Kepala Satuan Reserse Kriminal Kepolisian Resor Karawang Ajun Komisaris Hairullah mengatakan korban yang baru kelas III SMK itu mengaku terpaksa melayani sang dukun karena di bawah ancaman ilmu hitam. "Korban takut karena pelaku mengancam akan mencelakai keluarga korban memakai ilmu hitam," ujarnya melalui sambungan telepon, Kamis, 28 Juli 2016.
Menurut Hairullah, perbuatan dukun cabul itu bahkan berlangsung selama kurang-lebih empat tahun. "Bukan hanya sekali, perbuatan pelaku bahkan terjadi sejak korban duduk di kelas III SMP pada 2012 dan terakhir pada April 2016, hingga akhirnya korban hamil," katanya.
Hairullah mengungkapkan, berdasarkan pengakuan korban, pada April lalu, ia kembali bertemu dengan pelaku yang bernama Pandi alias abah, 62 tahun, itu. Saat berpapasan di suatu gang, pelaku melecehkan korban secara verbal. "Sambil mengancam, pelaku mengajak korban bersetubuh. Karena ketakutan, akhirnya korban ikut ke rumah pelaku, walau sempat menolak," ucapnya.

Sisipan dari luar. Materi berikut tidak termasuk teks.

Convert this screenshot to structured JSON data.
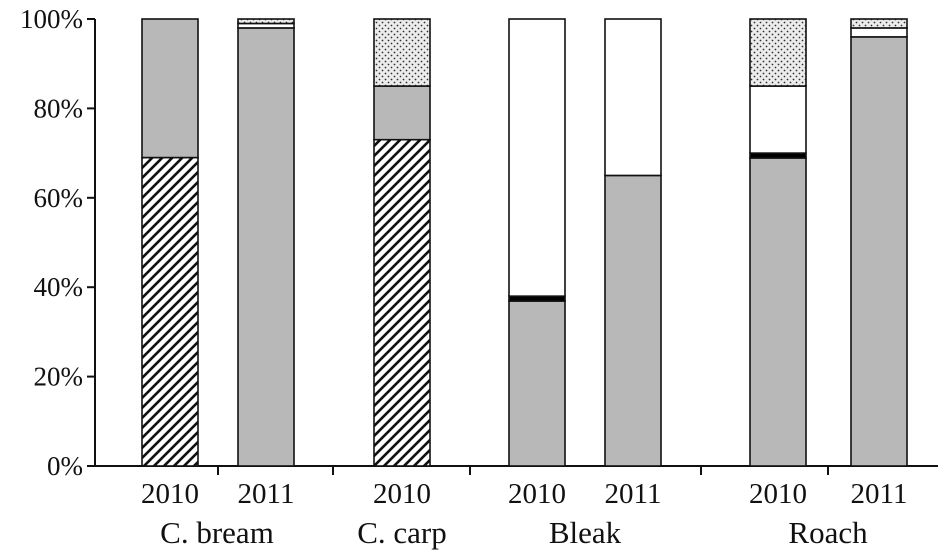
{
  "chart_data": {
    "type": "bar",
    "stacked": true,
    "percent": true,
    "ylim": [
      0,
      100
    ],
    "yticks": [
      "0%",
      "20%",
      "40%",
      "60%",
      "80%",
      "100%"
    ],
    "grid": false,
    "legend": "none",
    "bars": [
      {
        "year": "2010",
        "group": "C. bream"
      },
      {
        "year": "2011",
        "group": "C. bream"
      },
      {
        "year": "2010",
        "group": "C. carp"
      },
      {
        "year": "2010",
        "group": "Bleak"
      },
      {
        "year": "2011",
        "group": "Bleak"
      },
      {
        "year": "2010",
        "group": "Roach"
      },
      {
        "year": "2011",
        "group": "Roach"
      }
    ],
    "groups": [
      "C. bream",
      "C. carp",
      "Bleak",
      "Roach"
    ],
    "segment_order_bottom_to_top": [
      "hatched",
      "gray",
      "black",
      "white",
      "dotted"
    ],
    "series": [
      {
        "pattern": "hatched",
        "color": "#ffffff",
        "values": [
          69,
          0,
          73,
          0,
          0,
          0,
          0
        ]
      },
      {
        "pattern": "gray",
        "color": "#b8b8b8",
        "values": [
          31,
          98,
          12,
          37,
          65,
          69,
          96
        ]
      },
      {
        "pattern": "black",
        "color": "#000000",
        "values": [
          0,
          0,
          0,
          1,
          0,
          1,
          0
        ]
      },
      {
        "pattern": "white",
        "color": "#ffffff",
        "values": [
          0,
          1,
          0,
          62,
          35,
          15,
          2
        ]
      },
      {
        "pattern": "dotted",
        "color": "#e6e6e6",
        "values": [
          0,
          1,
          15,
          0,
          0,
          15,
          2
        ]
      }
    ]
  }
}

Perbuatan dukun itu terungkap setelah korban diketahui tengah hamil 2 bulan oleh orang tuanya. "Pemeriksaan ke forensik RSUD Karawang membuktikan korban telah hamil," kata Hairullah.
Keluarga korban langsung melapor ke Unit Perlindungan Anak dan Perempuan (PPA) Satuan Reserse Kriminal Polres Karawang. Petugas menindaklanjuti laporan tersebut pada 7 Juli 2016. Hairullah mengatakan, walaupun pelaku seorang dukun, petugas tidak mendapat ancaman ilmu hitam.
"Kini pelaku sudah kami tahan. Saat diperiksa, pelaku mengakui perbuatannya yang dilakukan terhadap korban yang masih di bawah umur," ujarnya.
Polisi akan menjerat pelaku dengan Pasal 82 ayat 2 Undang-Undang Nomor 35 Tahun 2014 tentang perubahan atas UU No. 23/2002 tentang perlindungan anak, dengan ancaman kurungan penjara minimal 5 tahun dan denda maksimal Rp 5 miliar.